菅義偉首相 就任直後に竹中平蔵パソナグループ会長と会食しないでください

菅義偉首相と会食した竹中平蔵パソナグループ会長(写真:ロイター/アフロ)

菅義偉首相が竹中平蔵パソナ会長と会食

菅義偉首相が18日、人材派遣業大手の竹中平蔵パソナグループ会長と会食した。

菅義偉首相は18日午前、東洋大の竹中平蔵教授と東京都内のホテルで朝食を取りながら1時間余り懇談した。

首相は小泉内閣の総務相だった竹中氏を副大臣として支えた。

竹中氏は金融・経済財政担当相の経験もあり、菅内閣として進める規制改革や経済政策についてアドバイスを受けたとみられる。 

出典:菅首相、竹中元総務相と懇談 9月18日 時事通信社

時事通信社の記事では、東洋大の竹中平蔵教授となっているが、彼は未だに人材派遣業大手のパソナグループ会長である。

以前から閣僚も歴任し、現在も政府委員を兼任しながら、社会政策に影響を及ぼす立場にある人物である。

首相就任直後に竹中氏と会食をするというメッセージは、彼を現政権でも要人として扱い続けることを意味するだろう。

人材派遣業に対する容認とも取れる行動に受け取られるのではないか。

人材派遣について、過去には手配師、口入れ、とも呼ばれていた時代があり、労働者の賃金から仕事紹介料などを中抜きして利益を得る業者と揶揄(やゆ)されていたこともある。

今でも人身取引の一種として、人材派遣業を厳しく法規制している国もあるなか、日本では労働者派遣法によって、徐々に派遣労働という働き方が一般化してきている。

新型コロナウイルスで生活困窮しているのは派遣など非正規労働者

いまどういう社会状況か、菅首相は理解をされているだろうか。

生存のためのコロナ対策ネットワークで一緒に活動してきた今野晴貴氏は、相変わらず人材派遣業者が「派遣切り」「雇い止め」している実態を相談支援現場から告発し続けている。

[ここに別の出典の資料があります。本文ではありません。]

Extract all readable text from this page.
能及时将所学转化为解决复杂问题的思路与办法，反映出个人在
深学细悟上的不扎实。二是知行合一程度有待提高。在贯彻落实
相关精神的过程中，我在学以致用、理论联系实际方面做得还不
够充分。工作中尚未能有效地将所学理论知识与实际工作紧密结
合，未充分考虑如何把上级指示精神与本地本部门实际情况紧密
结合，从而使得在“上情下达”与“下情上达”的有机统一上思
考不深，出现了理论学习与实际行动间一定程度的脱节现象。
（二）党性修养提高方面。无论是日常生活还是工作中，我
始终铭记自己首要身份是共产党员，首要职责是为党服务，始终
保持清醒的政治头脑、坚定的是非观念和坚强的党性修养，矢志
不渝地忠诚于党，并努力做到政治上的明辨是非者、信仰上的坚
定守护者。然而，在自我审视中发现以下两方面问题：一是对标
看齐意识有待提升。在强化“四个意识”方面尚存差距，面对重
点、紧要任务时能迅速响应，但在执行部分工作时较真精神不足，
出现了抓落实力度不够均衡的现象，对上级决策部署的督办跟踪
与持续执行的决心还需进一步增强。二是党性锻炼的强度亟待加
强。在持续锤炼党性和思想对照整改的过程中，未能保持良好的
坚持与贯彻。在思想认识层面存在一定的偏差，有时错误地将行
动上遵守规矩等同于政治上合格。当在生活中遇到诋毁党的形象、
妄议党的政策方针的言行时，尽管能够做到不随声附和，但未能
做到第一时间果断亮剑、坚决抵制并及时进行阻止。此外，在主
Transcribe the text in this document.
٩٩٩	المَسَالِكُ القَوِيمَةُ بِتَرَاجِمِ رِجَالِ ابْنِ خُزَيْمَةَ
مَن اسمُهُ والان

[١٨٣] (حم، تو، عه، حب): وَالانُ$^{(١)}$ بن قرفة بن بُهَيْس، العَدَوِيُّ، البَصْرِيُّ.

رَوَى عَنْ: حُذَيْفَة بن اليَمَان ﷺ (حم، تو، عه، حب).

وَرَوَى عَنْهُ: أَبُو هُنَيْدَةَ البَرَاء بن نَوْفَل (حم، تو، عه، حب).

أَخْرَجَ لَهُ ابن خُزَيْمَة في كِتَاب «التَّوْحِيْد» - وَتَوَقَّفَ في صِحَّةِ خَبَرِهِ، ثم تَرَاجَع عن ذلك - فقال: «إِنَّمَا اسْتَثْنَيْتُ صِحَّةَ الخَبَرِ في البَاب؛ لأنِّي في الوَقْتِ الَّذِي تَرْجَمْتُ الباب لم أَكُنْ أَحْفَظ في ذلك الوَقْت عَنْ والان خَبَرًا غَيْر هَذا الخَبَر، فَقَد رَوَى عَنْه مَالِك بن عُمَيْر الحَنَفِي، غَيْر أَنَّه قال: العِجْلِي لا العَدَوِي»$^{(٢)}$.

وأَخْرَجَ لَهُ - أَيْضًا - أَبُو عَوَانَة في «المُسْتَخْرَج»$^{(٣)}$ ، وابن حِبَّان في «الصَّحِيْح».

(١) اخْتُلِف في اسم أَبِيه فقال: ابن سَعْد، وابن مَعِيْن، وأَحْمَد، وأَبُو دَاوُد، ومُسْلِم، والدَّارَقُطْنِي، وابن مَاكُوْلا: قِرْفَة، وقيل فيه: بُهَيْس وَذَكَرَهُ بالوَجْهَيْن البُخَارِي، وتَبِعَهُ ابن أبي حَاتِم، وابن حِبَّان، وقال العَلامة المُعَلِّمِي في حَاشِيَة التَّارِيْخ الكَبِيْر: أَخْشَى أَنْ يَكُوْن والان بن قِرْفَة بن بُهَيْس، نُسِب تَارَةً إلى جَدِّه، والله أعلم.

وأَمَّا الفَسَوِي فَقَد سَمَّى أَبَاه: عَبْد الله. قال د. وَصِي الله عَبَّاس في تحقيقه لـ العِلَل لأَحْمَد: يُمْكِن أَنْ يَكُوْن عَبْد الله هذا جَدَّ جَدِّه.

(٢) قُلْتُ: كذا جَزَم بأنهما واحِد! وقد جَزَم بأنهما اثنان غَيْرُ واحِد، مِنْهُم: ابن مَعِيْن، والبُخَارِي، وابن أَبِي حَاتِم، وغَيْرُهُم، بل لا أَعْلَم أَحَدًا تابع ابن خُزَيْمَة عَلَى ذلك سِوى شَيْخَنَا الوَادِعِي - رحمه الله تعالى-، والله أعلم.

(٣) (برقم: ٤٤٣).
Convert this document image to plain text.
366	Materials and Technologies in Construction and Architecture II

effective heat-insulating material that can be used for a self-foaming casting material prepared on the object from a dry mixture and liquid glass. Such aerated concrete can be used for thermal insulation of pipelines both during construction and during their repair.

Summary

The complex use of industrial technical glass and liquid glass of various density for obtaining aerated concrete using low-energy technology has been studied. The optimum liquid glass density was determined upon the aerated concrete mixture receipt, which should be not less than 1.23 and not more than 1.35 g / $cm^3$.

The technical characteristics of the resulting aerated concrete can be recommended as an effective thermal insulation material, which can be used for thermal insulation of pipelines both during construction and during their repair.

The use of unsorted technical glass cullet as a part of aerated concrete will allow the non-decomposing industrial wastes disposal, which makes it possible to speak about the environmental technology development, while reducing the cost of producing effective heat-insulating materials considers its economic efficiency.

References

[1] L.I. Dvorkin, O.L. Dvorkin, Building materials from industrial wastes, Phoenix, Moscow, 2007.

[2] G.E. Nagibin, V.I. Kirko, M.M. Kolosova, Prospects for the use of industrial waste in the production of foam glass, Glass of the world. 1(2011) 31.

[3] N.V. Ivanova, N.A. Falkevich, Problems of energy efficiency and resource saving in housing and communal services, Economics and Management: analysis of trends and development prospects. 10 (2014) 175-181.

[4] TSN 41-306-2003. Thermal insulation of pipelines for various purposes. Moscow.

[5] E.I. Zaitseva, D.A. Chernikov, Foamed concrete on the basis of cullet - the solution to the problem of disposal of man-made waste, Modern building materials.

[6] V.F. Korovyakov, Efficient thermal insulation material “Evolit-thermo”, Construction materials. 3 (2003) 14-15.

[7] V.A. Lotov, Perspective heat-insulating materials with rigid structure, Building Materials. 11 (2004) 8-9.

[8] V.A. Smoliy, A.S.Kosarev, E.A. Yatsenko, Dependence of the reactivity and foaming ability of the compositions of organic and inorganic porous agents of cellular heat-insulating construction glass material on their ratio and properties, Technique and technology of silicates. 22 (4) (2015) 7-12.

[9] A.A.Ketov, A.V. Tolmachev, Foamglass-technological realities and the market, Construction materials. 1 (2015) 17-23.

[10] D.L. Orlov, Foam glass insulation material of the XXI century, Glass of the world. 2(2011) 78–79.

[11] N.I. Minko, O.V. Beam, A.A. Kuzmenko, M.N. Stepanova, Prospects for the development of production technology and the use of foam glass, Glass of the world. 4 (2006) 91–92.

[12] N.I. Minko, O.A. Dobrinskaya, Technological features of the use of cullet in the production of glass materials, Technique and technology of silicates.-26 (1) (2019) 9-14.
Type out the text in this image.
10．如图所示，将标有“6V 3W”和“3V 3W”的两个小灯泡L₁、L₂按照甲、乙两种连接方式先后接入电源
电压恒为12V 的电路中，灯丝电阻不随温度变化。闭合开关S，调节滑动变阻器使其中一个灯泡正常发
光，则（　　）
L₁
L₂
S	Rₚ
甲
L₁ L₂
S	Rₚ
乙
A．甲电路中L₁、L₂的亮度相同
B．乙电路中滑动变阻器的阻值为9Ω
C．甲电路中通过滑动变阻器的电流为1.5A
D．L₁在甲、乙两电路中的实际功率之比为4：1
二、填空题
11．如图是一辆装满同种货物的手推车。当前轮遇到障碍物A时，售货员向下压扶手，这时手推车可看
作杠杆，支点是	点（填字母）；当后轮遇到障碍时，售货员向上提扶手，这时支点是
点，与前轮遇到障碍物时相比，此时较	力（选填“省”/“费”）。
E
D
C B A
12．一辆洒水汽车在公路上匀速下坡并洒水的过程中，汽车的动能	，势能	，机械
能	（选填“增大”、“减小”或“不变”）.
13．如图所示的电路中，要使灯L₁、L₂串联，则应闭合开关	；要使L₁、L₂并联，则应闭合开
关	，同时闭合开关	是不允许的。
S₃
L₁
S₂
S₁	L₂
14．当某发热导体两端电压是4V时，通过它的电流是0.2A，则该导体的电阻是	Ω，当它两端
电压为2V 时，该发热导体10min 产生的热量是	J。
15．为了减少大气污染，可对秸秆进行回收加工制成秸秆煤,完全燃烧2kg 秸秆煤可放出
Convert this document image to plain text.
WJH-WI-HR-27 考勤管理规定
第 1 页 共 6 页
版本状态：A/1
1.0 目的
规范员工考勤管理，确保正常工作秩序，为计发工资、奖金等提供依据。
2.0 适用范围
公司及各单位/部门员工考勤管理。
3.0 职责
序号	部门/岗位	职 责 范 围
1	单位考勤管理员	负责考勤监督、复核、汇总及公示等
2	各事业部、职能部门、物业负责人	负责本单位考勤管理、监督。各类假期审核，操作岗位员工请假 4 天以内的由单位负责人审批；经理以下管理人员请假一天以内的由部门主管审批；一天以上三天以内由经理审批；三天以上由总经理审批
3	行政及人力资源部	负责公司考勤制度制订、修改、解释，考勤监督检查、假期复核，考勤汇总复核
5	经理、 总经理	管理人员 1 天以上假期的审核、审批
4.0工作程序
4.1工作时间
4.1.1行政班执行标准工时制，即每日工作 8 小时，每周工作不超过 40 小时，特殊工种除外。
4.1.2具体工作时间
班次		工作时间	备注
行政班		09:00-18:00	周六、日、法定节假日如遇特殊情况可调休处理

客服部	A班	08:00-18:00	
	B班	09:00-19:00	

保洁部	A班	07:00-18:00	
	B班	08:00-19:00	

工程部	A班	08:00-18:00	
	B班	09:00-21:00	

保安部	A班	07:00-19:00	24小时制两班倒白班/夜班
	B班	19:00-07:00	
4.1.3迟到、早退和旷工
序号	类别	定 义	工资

政府の要請も「無視」 「派遣切り」を強行する人材派遣大手の実態とは

労働相談の現場に限らず、生活相談、福祉相談の現場でも、元正社員という人よりも、元派遣社員、元非正規社員という人が多く、いわゆるワーキングプアという実態が非正規労働者のところで顕著だ。

つまり、派遣労働というのは不安定な働き方の象徴とも言えるものである。

これは人材派遣業者たちの政策要求を聞く政府が政策で後押しをし、構造的に作られてきた働き方である。

人材派遣業者が介在しない場合、本来であれば、労働者には満額の賃金が支払われるが、今は中抜きされている事実がある。

賃金を中抜きされているのだから、生活困窮する理由とも密接に結びついてくる問題だ。

9月1日、共同通信の記事でも「コロナ解雇、8月末で5万人超に 非正規中心、増加止まらず」と見出しをつけている通り、失業者の大多数は派遣労働を含む元非正規労働者である。

過去に下記の記事で問題提起もしているので参照いただきたい。

竹中平蔵パソナ会長「このままだと日本を良くするのは益々難しくなる」足元の派遣労働者に目を向けてほしい

これからも「雇用の調整弁」と呼ばれた派遣労働者を増やすのか減らすのか、政策決定が問われている局面だ。

そこで人材派遣業大手の会長と会食しているようでは、先が思いやられる状況である。

竹中氏らの要望を聞いて、派遣労働者を含む非正規労働者の増加が進んできたため、日本経済は完全に疲弊してしまった。

低所得層も増え、購買力も上がらず、デフレ脱却などの見通しを立てることも困難になっている。

当然、他の先進諸国と比較して、実質賃金も上昇が見られない特異な国が日本である。

その実態を生み出した元凶といってもいいのは、竹中平蔵氏ではないだろうか。

経済政策を議論するのであれば、そろそろ失敗が明らかになった竹中論に依存するのではなく、新しい助言者が必要とされている。

首相がポストコロナを見据えた政策を打ち出す際には、不安定な雇用を増やし続けてきた弊害と向き合い、今よりも是正や規制に動いてくださることを期待したい。

その際に重用するのはもう竹中平蔵氏ではないはずだ。